Lunes, 19 de Diciembre de 2022

Ya la arepa no es colombiana, se hace con maíz importado, decía Belisario Betancur en 1982 en su campaña presidencial; añadía que nuestro chicharrón era de cerdos igualmente importados; hoy cuarenta años después (¡!!) se oye la misma queja, ahora en boca del presidente Petro. Parecería que el tiempo se hubiera detenido, al menos para Colombia, pues lo que es la vida, no se detiene. El mayor cambio es que hay más bocas para alimentar y los campesinos siguen igual de pobres y de marginados, eso sí, sujetos a discursos tan altisonantes como inefectivos; discursos que mueven emociones y hasta votos, pero poco más.
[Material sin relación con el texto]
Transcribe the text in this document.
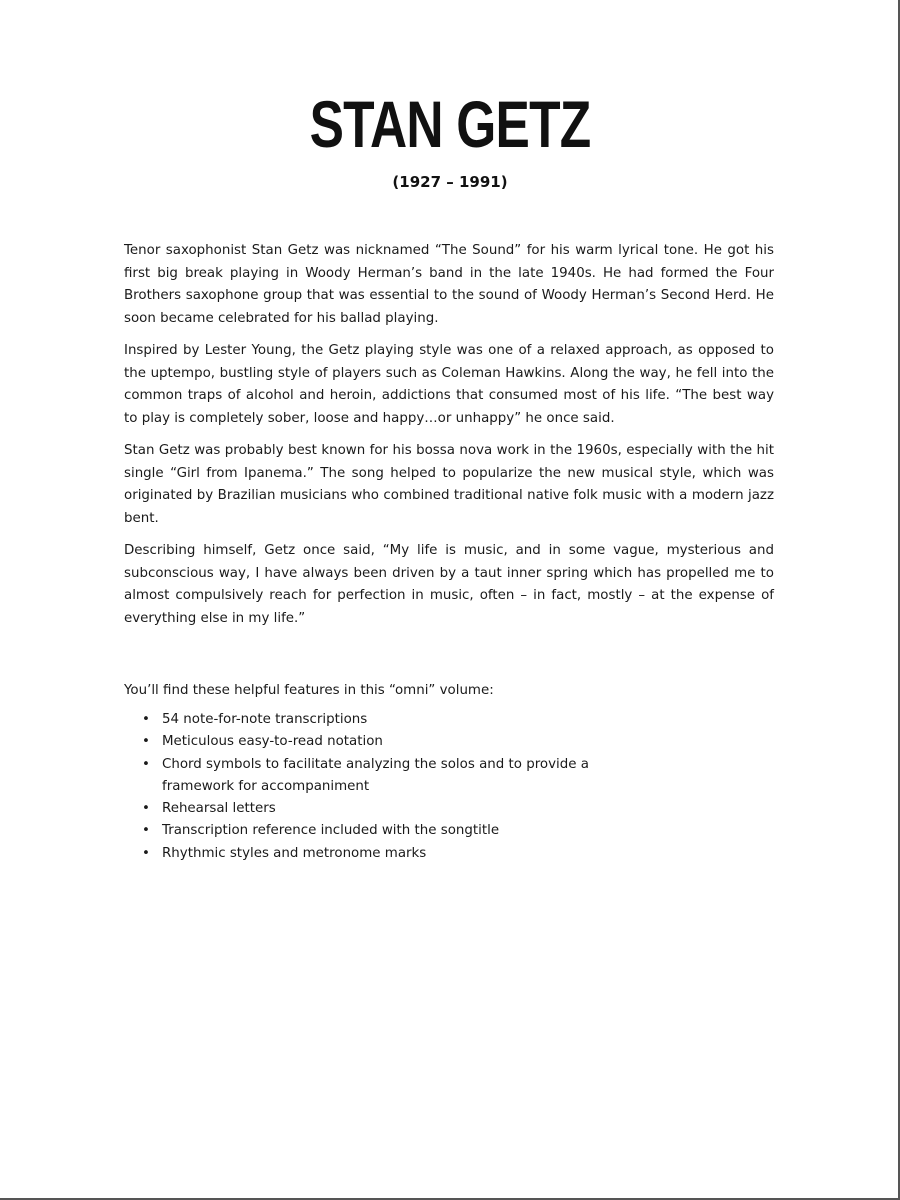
STAN GETZ
(1927 – 1991)

Tenor saxophonist Stan Getz was nicknamed “The Sound” for his warm lyrical tone. He got his first big break playing in Woody Herman’s band in the late 1940s. He had formed the Four Brothers saxophone group that was essential to the sound of Woody Herman’s Second Herd. He soon became celebrated for his ballad playing.

Inspired by Lester Young, the Getz playing style was one of a relaxed approach, as opposed to the uptempo, bustling style of players such as Coleman Hawkins. Along the way, he fell into the common traps of alcohol and heroin, addictions that consumed most of his life. “The best way to play is completely sober, loose and happy…or unhappy” he once said.

Stan Getz was probably best known for his bossa nova work in the 1960s, especially with the hit single “Girl from Ipanema.” The song helped to popularize the new musical style, which was originated by Brazilian musicians who combined traditional native folk music with a modern jazz bent.

Describing himself, Getz once said, “My life is music, and in some vague, mysterious and subconscious way, I have always been driven by a taut inner spring which has propelled me to almost compulsively reach for perfection in music, often – in fact, mostly – at the expense of everything else in my life.”

You’ll find these helpful features in this “omni” volume:
• 54 note-for-note transcriptions
• Meticulous easy-to-read notation
• Chord symbols to facilitate analyzing the solos and to provide a framework for accompaniment
• Rehearsal letters
• Transcription reference included with the songtitle
• Rhythmic styles and metronome marks
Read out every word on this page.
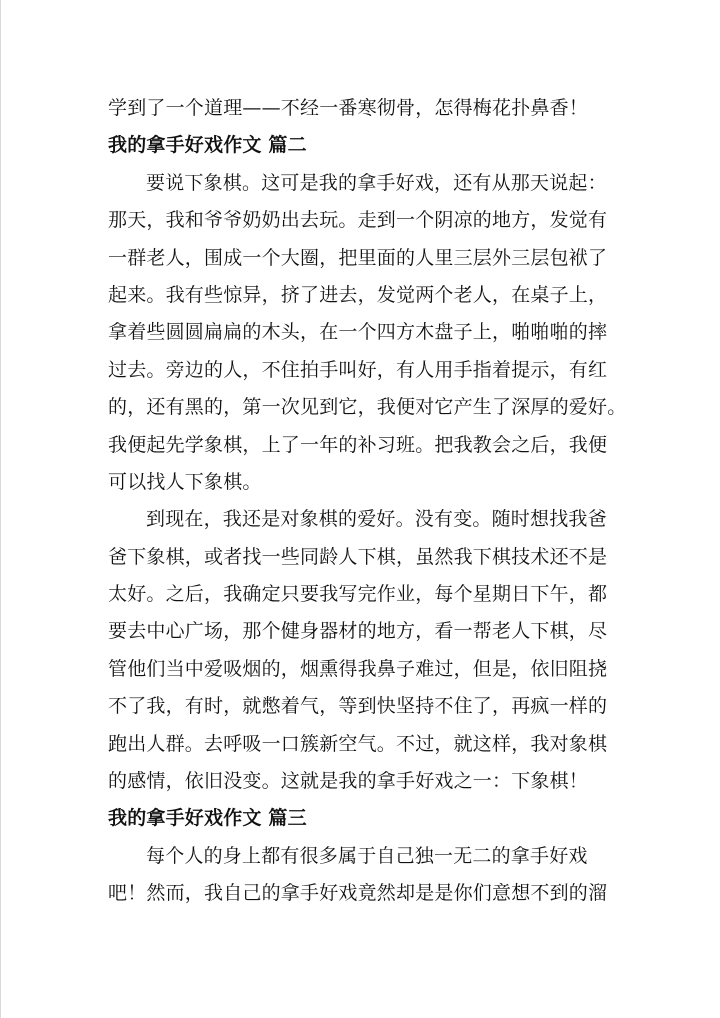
学到了一个道理——不经一番寒彻骨，怎得梅花扑鼻香！

我的拿手好戏作文 篇二

要说下象棋。这可是我的拿手好戏，还有从那天说起：

那天，我和爷爷奶奶出去玩。走到一个阴凉的地方，发觉有

一群老人，围成一个大圈，把里面的人里三层外三层包袱了

起来。我有些惊异，挤了进去，发觉两个老人，在桌子上，

拿着些圆圆扁扁的木头，在一个四方木盘子上，啪啪啪的摔

过去。旁边的人，不住拍手叫好，有人用手指着提示，有红

的，还有黑的，第一次见到它，我便对它产生了深厚的爱好。

我便起先学象棋，上了一年的补习班。把我教会之后，我便

可以找人下象棋。

到现在，我还是对象棋的爱好。没有变。随时想找我爸

爸下象棋，或者找一些同龄人下棋，虽然我下棋技术还不是

太好。之后，我确定只要我写完作业，每个星期日下午，都

要去中心广场，那个健身器材的地方，看一帮老人下棋，尽

管他们当中爱吸烟的，烟熏得我鼻子难过，但是，依旧阻挠

不了我，有时，就憋着气，等到快坚持不住了，再疯一样的

跑出人群。去呼吸一口簇新空气。不过，就这样，我对象棋

的感情，依旧没变。这就是我的拿手好戏之一：下象棋！

我的拿手好戏作文 篇三

每个人的身上都有很多属于自己独一无二的拿手好戏

吧！然而，我自己的拿手好戏竟然却是是你们意想不到的溜
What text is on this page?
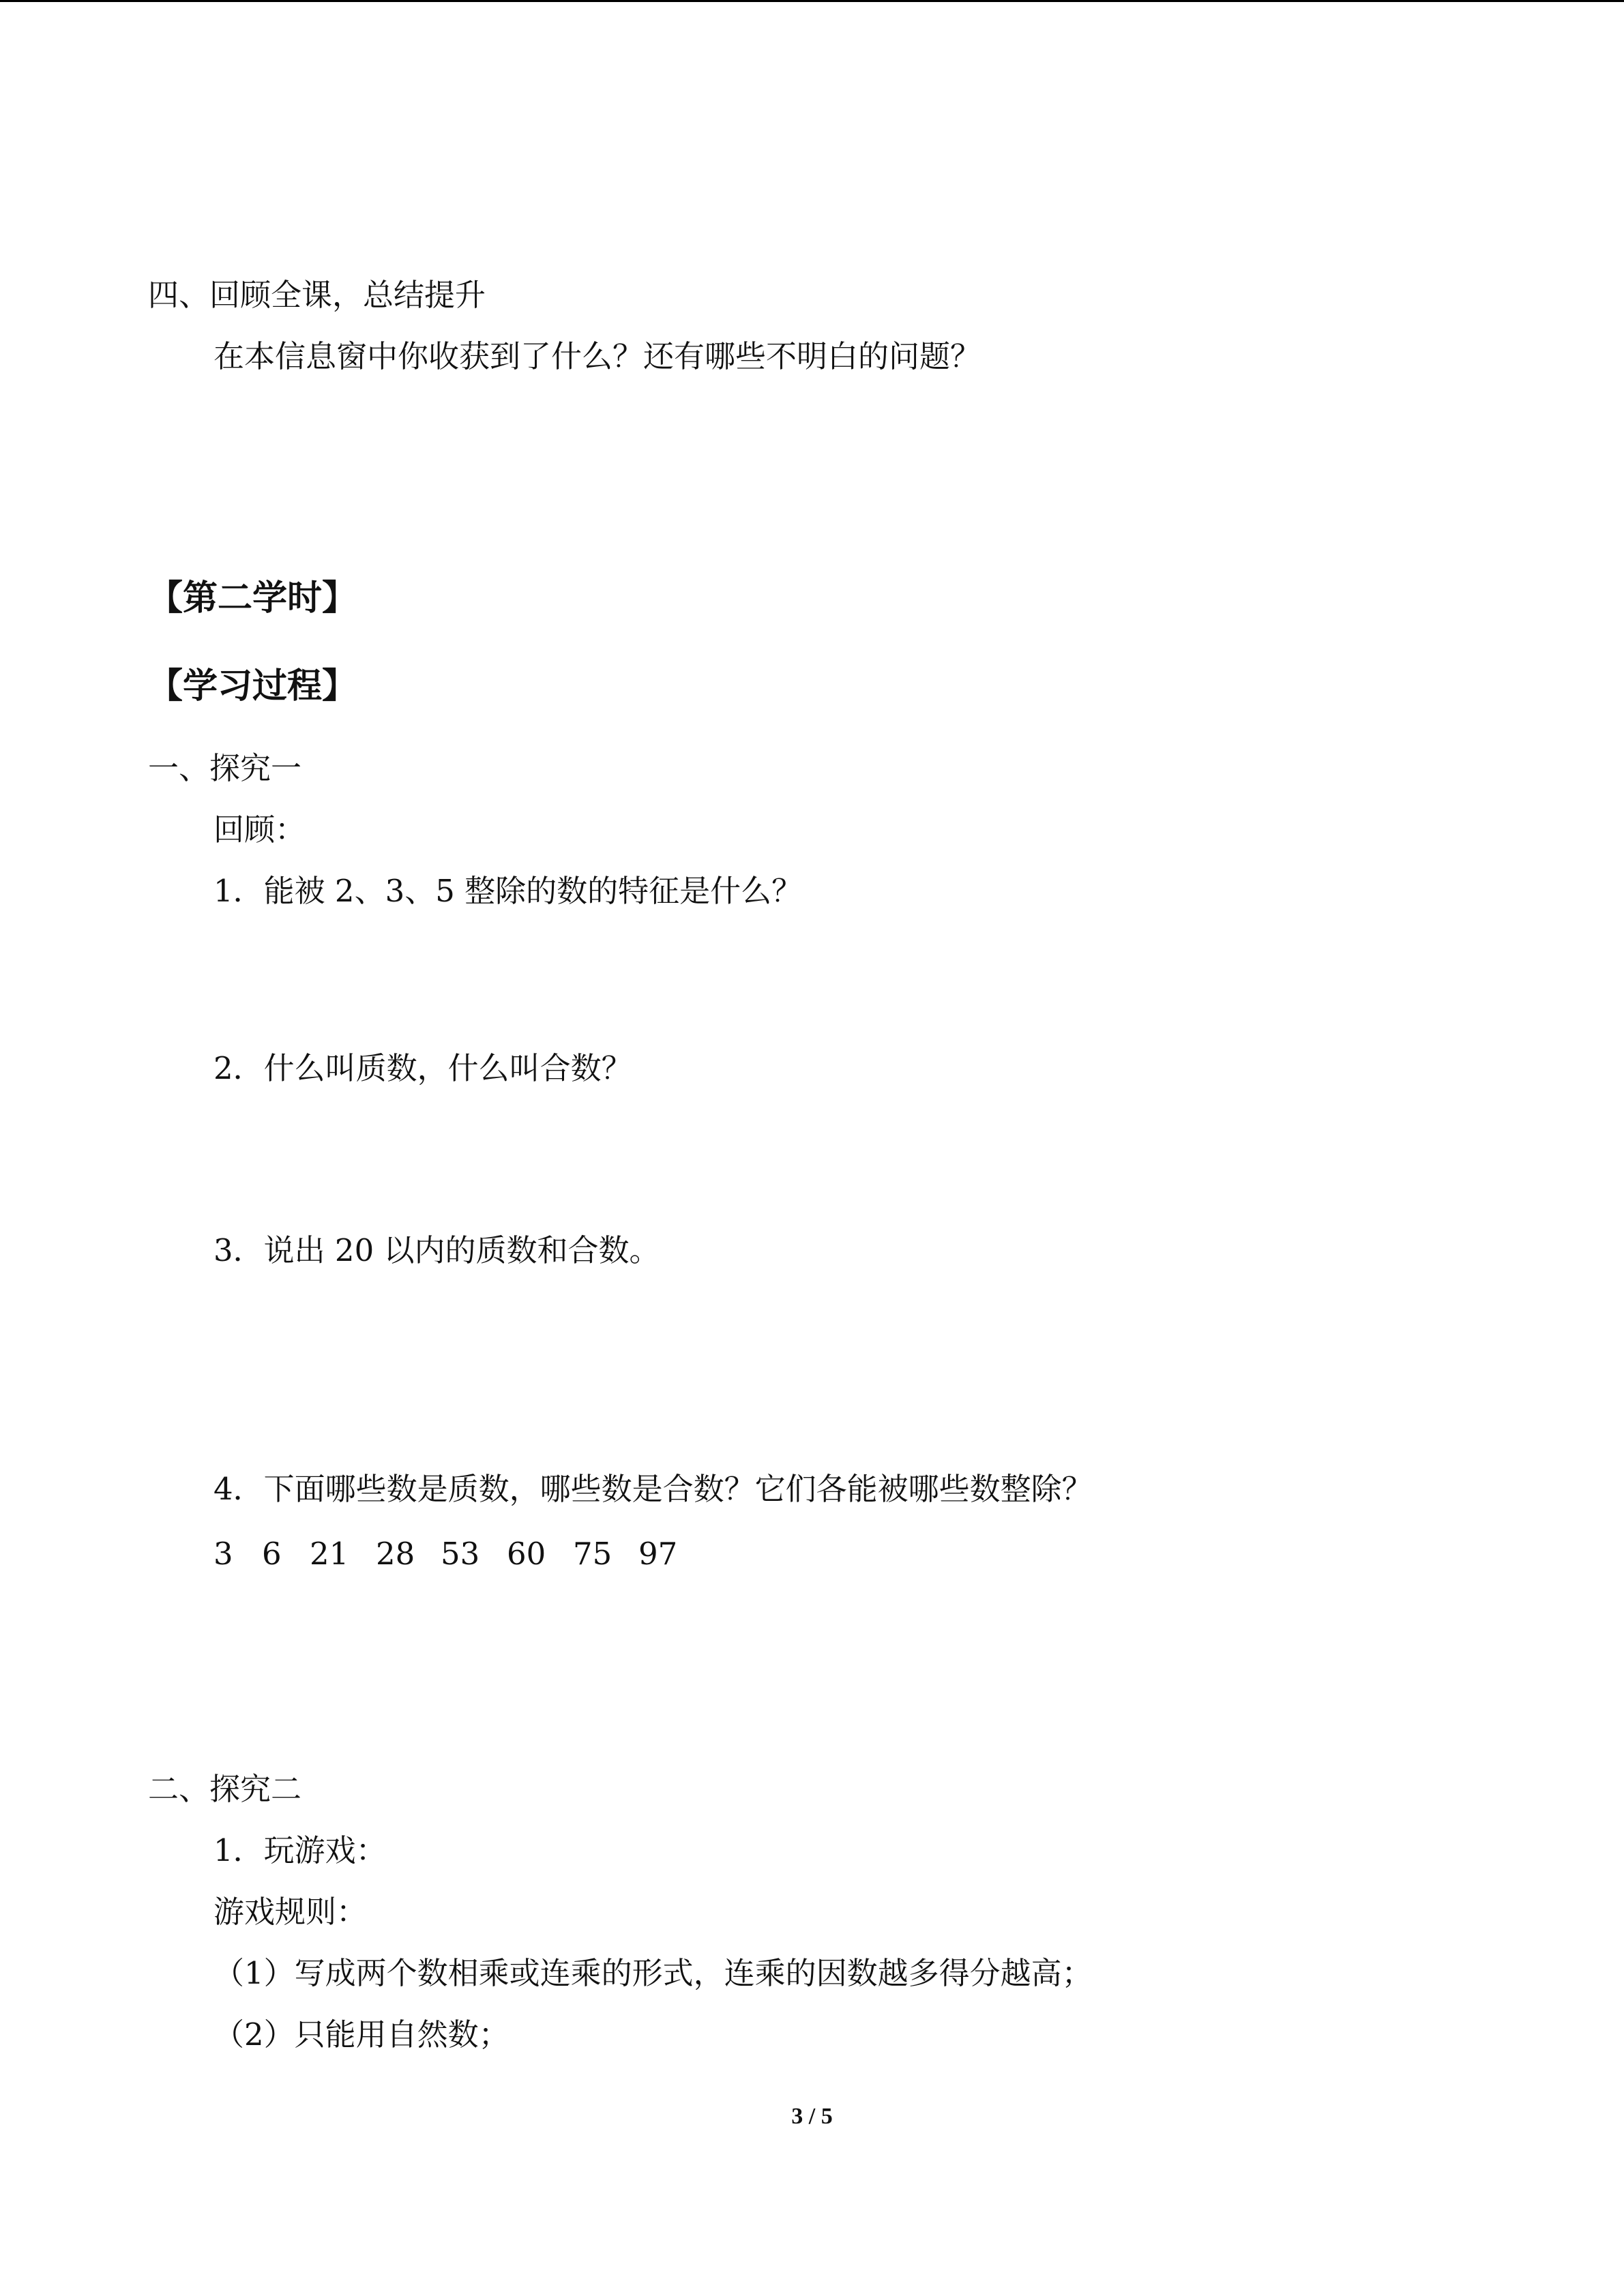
四、回顾全课，总结提升
在本信息窗中你收获到了什么？还有哪些不明白的问题？
【第二学时】
【学习过程】
一、探究一
回顾：
1．能被 2、3、5 整除的数的特征是什么？
2．什么叫质数，什么叫合数？
3．说出 20 以内的质数和合数。
4．下面哪些数是质数，哪些数是合数？它们各能被哪些数整除？
3 6 21 28 53 60 75 97
二、探究二
1．玩游戏：
游戏规则：
（1）写成两个数相乘或连乘的形式，连乘的因数越多得分越高；
（2）只能用自然数；
3 / 5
En el momento que vivimos, preñado de incertidumbre y zozobra o al menos de pesimismo, como pocas veces en los tiempos de la modernidad, hay físico hambre, en medio de la indiferencia, que no creo sea inconciencia de quienes tienen responsabilidades; situación que nos recuerda los últimos años del imperio romano, antesala de su derrumbe. Es un hambre que clama porque reconozcamos finalmente que un país no puede confiar en que otros, por ricos y poderosos que sean, le suministren los alimentos que su gente necesita para la vida. No es gratuito que países serios como Francia, consideren la seguridad alimentaria como un componente importante de su seguridad nacional y a su mundo rural, como constitutivo de su identidad, igualmente nacional. Estados Unidos, más pragmático en su enfoque y lenguaje, tiene igualmente como una de sus principales prioridades políticas, la garantía de su abastecimiento alimentario, por encima de cualquier consideración, como se expresa en su política comercial y de protección a su producción rural, arrasadoramente proteccionista y apoyadora de una producción cuyos excedentes acomoda comercialmente a otros países, más débiles políticamente y menos poderosos como productores. Parece como si se equiparara la producción y la comercialización de los alimentos con la de zapatos o automóviles, desconociendo que su importancia, su valor estratégico y vital, trasciende lo meramente económico.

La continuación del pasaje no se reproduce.